Compare Only "File Names" in 2 Files with file lists having different directory structure


 
Thread Tools Search this Thread
Top Forums Shell Programming and Scripting Compare Only "File Names" in 2 Files with file lists having different directory structure
# 1  
Old 12-29-2016
Compare Only "File Names" in 2 Files with file lists having different directory structure

I have a tar arcive
Code:
arch_all.tar.gz

and 4 batched tar archive . These batches are supposed to have all the files form arch1.all.tar.gz

Code:
arch1_batch1.tar.gz
arch1_batch2.tar.gz
arch1_batch3.tar.gz
arch1_batch4.tar.gz

my issue is that the directory structure in "arch_all.tar.gz" is different than the directory strutcure in batch1 2 3 and 4 . I need to find missing files in batch1 2 3 and 4.

example:

in arch1.all.tar.gz

Code:
-rw-r--r-- oracle/oracle 40203 2016-12-25 14:59 usr/data/output/export_12-25-2016/File_31339155.xml
-rw-r--r-- oracle/oracle 40203 2016-12-25 14:59 usr/data/output/export_12-25-2016/File_31339156.xml

The same file is named as

Code:
-rw-r--r-- oracle/oracle 40203 2016-12-26 13:21 export_12-26-2016_BATCH1/File_31339155.xml

I was able to create a combined file with lists from batch1 batch2 batch3 and batch4

QUESTION:


I need to write a shell script that can help me grep only the filenames from these 2 files and show me the difference if any?
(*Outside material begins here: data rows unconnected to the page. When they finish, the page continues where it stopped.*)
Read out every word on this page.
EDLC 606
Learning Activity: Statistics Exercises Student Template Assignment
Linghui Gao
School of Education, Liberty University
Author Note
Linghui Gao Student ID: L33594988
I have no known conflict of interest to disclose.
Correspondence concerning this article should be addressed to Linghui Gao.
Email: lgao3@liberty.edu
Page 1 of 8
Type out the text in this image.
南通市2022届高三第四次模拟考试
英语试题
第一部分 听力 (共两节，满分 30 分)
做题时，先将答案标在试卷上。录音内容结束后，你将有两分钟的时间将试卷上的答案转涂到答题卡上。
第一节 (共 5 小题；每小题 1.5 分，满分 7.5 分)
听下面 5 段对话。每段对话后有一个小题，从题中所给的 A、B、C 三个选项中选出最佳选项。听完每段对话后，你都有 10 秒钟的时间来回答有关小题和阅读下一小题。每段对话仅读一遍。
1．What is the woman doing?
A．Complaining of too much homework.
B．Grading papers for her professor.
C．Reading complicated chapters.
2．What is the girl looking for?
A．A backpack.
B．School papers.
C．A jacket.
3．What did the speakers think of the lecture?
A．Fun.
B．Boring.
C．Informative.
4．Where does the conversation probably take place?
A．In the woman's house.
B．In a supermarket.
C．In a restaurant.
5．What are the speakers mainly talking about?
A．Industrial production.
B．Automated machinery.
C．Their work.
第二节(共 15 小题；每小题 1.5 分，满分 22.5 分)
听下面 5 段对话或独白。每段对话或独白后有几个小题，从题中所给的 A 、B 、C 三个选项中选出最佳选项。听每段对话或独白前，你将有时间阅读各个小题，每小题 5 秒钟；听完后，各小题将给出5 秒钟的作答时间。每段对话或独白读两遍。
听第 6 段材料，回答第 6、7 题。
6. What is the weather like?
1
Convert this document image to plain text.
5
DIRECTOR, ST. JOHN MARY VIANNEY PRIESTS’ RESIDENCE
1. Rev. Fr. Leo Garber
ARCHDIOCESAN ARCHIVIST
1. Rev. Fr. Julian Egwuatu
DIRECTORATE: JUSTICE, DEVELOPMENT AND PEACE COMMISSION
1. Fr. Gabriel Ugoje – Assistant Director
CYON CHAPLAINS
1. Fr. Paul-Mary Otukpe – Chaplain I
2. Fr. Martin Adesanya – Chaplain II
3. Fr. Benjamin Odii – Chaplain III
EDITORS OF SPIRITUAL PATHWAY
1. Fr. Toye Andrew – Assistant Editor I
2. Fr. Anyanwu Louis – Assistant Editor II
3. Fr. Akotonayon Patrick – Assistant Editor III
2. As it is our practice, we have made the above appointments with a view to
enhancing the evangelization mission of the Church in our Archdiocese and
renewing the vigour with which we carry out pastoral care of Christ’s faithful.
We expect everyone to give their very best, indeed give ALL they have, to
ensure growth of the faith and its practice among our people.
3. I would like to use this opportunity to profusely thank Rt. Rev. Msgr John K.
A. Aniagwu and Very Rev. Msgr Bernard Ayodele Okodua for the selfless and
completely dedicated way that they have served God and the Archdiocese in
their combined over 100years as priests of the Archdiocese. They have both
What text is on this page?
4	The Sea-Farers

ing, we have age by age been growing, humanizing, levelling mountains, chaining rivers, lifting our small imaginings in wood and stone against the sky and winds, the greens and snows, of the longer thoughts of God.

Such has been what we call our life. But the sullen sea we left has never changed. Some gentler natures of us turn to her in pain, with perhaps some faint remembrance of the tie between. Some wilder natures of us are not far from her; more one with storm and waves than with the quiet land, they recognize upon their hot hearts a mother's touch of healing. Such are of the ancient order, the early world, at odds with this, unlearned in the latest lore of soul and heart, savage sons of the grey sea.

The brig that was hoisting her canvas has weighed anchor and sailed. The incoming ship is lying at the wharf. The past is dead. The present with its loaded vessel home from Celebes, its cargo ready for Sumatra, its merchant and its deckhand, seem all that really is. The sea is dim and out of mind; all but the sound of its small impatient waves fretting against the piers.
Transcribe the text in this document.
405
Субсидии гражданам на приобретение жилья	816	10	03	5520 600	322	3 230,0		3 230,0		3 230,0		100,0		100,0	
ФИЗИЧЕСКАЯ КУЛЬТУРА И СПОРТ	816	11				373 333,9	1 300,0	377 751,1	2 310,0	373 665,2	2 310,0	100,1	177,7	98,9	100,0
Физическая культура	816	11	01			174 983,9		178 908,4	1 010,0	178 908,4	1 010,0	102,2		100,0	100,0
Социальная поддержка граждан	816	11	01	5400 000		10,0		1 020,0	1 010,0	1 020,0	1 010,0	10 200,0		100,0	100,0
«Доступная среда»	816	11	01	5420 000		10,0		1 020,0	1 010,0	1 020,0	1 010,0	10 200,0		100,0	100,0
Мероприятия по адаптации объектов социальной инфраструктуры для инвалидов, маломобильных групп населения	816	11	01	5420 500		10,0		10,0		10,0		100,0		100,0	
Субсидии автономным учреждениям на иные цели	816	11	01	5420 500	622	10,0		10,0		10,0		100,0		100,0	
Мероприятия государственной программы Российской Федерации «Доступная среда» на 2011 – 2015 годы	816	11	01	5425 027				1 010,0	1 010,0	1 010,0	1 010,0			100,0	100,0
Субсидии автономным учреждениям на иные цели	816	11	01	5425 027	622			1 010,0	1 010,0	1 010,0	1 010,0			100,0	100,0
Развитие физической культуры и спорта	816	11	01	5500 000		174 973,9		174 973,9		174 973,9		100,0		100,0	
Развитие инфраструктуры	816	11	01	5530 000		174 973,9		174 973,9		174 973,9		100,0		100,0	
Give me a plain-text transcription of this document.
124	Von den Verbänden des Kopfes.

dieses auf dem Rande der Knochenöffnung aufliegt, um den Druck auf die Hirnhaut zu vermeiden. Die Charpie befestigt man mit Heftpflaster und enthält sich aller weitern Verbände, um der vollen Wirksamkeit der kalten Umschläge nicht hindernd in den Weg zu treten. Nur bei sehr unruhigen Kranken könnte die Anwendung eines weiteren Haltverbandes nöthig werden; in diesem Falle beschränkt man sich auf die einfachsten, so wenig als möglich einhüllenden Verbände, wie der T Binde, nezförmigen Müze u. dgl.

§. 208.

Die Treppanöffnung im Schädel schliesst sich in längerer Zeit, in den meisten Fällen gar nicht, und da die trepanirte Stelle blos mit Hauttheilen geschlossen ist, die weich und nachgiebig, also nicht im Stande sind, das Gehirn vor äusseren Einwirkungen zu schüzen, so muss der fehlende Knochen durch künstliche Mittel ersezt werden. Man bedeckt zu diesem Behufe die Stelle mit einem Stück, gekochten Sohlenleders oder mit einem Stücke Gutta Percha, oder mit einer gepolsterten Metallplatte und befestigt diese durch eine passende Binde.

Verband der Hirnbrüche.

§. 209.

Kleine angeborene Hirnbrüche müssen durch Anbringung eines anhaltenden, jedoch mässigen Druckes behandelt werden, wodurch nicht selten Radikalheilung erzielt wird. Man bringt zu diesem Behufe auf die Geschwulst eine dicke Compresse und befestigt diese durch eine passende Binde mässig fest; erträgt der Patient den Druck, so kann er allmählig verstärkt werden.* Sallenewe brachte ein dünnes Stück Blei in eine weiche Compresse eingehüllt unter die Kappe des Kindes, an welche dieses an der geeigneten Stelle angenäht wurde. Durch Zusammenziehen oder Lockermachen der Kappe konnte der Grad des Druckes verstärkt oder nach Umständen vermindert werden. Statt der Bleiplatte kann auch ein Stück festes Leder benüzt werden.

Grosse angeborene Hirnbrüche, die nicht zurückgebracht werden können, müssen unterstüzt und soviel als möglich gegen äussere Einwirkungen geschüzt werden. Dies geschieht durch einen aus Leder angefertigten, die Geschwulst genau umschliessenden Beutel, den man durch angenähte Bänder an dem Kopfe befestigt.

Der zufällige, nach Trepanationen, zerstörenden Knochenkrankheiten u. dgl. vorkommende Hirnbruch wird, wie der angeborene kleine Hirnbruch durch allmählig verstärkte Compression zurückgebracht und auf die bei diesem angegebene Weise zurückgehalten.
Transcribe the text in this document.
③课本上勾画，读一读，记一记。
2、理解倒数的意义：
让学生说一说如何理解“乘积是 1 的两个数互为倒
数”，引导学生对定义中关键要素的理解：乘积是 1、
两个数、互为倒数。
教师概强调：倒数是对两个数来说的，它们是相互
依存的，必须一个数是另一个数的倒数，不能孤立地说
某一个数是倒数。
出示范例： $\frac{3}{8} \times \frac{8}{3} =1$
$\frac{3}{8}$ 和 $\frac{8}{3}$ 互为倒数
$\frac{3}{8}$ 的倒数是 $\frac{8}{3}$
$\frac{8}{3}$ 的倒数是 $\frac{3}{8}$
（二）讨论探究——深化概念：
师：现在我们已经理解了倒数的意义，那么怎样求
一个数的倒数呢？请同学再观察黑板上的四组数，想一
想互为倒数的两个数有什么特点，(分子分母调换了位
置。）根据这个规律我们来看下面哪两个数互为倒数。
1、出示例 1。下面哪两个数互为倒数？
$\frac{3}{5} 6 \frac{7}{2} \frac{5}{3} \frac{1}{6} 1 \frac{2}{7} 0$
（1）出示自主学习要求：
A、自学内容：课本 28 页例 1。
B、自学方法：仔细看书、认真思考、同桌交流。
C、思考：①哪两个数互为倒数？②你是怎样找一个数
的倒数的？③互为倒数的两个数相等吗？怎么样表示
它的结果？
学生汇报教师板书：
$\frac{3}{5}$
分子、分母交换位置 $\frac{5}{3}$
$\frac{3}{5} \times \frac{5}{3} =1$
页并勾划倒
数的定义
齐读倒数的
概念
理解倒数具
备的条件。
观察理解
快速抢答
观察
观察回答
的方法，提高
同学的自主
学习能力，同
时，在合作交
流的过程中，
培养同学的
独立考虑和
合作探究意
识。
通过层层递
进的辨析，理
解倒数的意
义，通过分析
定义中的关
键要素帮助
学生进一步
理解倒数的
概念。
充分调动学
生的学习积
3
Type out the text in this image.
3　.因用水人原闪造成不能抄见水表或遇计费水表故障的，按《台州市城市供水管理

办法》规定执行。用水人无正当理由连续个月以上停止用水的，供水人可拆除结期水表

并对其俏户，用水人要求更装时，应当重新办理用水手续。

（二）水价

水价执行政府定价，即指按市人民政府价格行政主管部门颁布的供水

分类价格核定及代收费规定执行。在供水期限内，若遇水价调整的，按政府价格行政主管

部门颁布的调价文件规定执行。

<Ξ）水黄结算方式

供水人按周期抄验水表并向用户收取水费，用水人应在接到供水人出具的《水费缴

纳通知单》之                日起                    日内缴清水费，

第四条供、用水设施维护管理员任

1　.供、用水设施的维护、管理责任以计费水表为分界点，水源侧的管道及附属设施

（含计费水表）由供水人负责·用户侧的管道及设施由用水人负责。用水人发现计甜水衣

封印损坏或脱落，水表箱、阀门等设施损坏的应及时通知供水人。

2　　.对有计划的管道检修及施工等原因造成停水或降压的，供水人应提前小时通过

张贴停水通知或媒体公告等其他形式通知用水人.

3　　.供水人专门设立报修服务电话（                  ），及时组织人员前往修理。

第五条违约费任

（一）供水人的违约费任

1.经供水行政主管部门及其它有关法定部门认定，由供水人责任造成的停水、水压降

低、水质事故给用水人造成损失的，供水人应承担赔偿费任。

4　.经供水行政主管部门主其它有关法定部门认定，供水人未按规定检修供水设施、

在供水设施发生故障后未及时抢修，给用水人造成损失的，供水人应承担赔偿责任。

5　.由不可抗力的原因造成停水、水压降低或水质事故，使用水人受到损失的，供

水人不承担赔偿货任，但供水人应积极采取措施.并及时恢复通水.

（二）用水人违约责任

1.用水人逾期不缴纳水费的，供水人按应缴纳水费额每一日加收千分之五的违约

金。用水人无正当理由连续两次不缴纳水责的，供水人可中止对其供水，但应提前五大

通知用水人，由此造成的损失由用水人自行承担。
arch_all.tar.gz has almost 2700 more files that all the 4 batches combined.

Example:arch_all:


Code:
-rw-r--r-- oracle/oracle 40203 2016-12-25 14:59 usr/data/output/export_12-25-2016/File_31339155.xml
-rw-r--r-- oracle/oracle 40203 2016-12-25 14:59 usr/data/output/export_12-25-2016/File_31339156.xml

Combined file with files from batch1 batch2 batch3 and batch4:

Code:
-rw-r--r-- oracle/oracle 40203 2016-12-26 13:21 export_12-26-2016_BATCH1/File_31339155.xml

Since the combined file is missing file
Code:
File_31339156.xml

I expect to see "File_31339156.xml" as the output.

Can you please help?



Moderator's Comments:
Mod Comment Please use CODE tags as required by forum rules!


Thanks

Last edited by RudiC; 12-29-2016 at 03:46 PM.. Reason: Added CODE tags.
# 2  
Old 12-29-2016
Hi,

can you try something like this ?

Code:
tar tf all.tar.gz | grep ".xml" > all-xml-file-list

#if you dont have file list from batch ,create it
rm -f batch-file-list
for i in bat*.tar.gz 
do
tar tf $i | grep ".xml" >> batch-file-list
done

echo "get missing list"
grep -v -f batch-file-list all-xml-file-list

Note that in tar files i look only for xml files, you might need to modify a bit.
This User Gave Thanks to greet_sed For This Post:
# 3  
Old 12-30-2016
I don't see that greet_sed's suggestion makes any attempt to extract just the last component of any of the pathnames in your two files. You didn't show us how your tar archives are created and you haven't bothered to tell us what operating system or shell you're using. The following awk script should work even if your archives contain directories in addition to regular files, but if your archives only contain regular files, the code could be simplified:
Code:
awk -F/ '
!$NF {	next
}
NR == FNR {
	files[$NF]
	next
}
{	delete files[$NF]
}
END {	for(file in files)
		print file
}
' arch_all combined

If you want to try this on a Solaris/SunOS system, change awk to /usr/xpg4/bin/awk or nawk.
This User Gave Thanks to Don Cragun For This Post:
# 4  
Old 12-30-2016
Small perhaps theoretical note:
Code:
!$NF {	next
}

is used to skip directories, but it would also skip files with names like 0, 00 or +0.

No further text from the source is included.